Quando transpomos o mesmo para o espaço urbano, o que se altera é que os atributos de paisagem não são só resultado da morfologia natural, mas também da morfologia construída. Como até as próprias infra-estruturas de transporte no espaço urbano têm capacidade de induzir outras novas morfologias, ou de elas próprias serem o novo elemento morfológico.

Assim, e da mesma maneira que a RAEM não tem um Plano Paisagístico Geral para assistir ao Planeamento Geral do Trânsito e Transportes Terrestres, no que se prende com a construção de infra-estruturas de transportes, vai ter de se munir das mesmas avaliações paisagísticas e de salvaguarda, que se discutem caso a caso, tal como se faz com a emissão de Plantas de Condições Urbanísticas (PCUs), a respeito da definição da volumetria de ocupação dos lotes. Como acontece já na vigência de um Plano Director, mas ainda na ausência de planos de pormenor, que dispensariam tais definições avulsas, sujeitas por isso ao escrutínio do Conselho do Planeamento Urbanístico.
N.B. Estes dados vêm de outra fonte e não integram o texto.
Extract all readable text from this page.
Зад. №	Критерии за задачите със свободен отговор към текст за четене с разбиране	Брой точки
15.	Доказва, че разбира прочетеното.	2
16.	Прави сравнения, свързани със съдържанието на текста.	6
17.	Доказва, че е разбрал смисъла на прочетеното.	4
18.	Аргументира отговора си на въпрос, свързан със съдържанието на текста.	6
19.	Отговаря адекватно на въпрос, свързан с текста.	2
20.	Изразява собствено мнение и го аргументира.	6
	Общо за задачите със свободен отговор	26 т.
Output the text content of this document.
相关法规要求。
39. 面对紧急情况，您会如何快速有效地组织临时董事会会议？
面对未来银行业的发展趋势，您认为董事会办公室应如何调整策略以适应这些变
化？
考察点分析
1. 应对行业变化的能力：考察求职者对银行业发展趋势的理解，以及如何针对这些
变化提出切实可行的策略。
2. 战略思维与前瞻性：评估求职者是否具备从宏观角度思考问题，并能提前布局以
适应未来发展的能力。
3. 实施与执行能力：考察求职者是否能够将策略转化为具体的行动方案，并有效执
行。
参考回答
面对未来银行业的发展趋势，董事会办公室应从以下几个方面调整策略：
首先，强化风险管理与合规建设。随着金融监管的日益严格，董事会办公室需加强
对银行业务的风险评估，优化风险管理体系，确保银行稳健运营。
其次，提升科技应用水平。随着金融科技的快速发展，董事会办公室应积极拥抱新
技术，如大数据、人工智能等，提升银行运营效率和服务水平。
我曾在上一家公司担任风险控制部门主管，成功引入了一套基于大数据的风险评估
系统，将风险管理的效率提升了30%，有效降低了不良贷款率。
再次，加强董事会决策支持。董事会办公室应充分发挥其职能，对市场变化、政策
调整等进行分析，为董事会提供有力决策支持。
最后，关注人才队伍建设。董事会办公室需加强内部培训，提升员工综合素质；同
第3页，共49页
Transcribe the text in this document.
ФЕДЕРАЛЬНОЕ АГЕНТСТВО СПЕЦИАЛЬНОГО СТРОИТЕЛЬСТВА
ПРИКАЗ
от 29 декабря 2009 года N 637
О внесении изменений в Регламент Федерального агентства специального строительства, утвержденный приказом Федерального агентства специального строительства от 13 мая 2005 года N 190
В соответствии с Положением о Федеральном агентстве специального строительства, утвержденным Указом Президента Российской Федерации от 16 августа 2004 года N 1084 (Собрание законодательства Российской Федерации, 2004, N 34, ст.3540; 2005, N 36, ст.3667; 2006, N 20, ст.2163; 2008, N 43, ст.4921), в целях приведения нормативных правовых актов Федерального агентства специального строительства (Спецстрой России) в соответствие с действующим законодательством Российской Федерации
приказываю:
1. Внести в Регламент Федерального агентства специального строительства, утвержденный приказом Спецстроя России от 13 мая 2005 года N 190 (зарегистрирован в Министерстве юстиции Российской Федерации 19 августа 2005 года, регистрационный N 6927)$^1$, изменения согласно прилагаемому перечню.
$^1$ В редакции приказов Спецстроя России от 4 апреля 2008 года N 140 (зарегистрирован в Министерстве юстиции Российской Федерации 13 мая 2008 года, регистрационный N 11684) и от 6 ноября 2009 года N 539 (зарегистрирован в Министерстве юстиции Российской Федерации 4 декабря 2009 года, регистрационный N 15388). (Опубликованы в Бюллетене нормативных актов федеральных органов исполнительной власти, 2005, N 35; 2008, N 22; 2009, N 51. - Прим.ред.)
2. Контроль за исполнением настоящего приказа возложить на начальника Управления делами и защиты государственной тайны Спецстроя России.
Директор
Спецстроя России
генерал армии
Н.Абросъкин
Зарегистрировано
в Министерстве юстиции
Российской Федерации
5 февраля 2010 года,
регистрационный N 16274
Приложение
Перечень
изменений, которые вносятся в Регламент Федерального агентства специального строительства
Na história do urbanismo, poucos foram as situações em que a cidade foi planeada paisagisticamente, visualmente ou mesmo pictoricamente, porque a definição racional e abstracta da cidade, mesmo apenas planimetricamente, já comtemplava elementos com capacidade de gerar atributos visuais, cujos efeitos era conhecidos, e possíveis de prever.

A necessidade de intervir visualmente ou pictoricamente na paisagem urbana foi, na maior parte dos casos, uma consequência da falha, ou do descontrolo, dos métodos convencionais de planeamento, e nas situações onde em causa estavam valores achados histórica ou socialmente sensíveis. Em certa medida, o instrumento de controlo e planeamento do skyline de uma cidade pode considerar-se nessa categoria.

Em Macau foi possivelmente exemplo dessa forma de intervir visualmente na cidade, a edificação realizada recentemente no sopé da escadaria de S. Paulo, que não foi resultado de uma projecção pictórica, mas antes de reconstrução pictórica, cuja informação foi possível retirar de um desenho de Chinnery.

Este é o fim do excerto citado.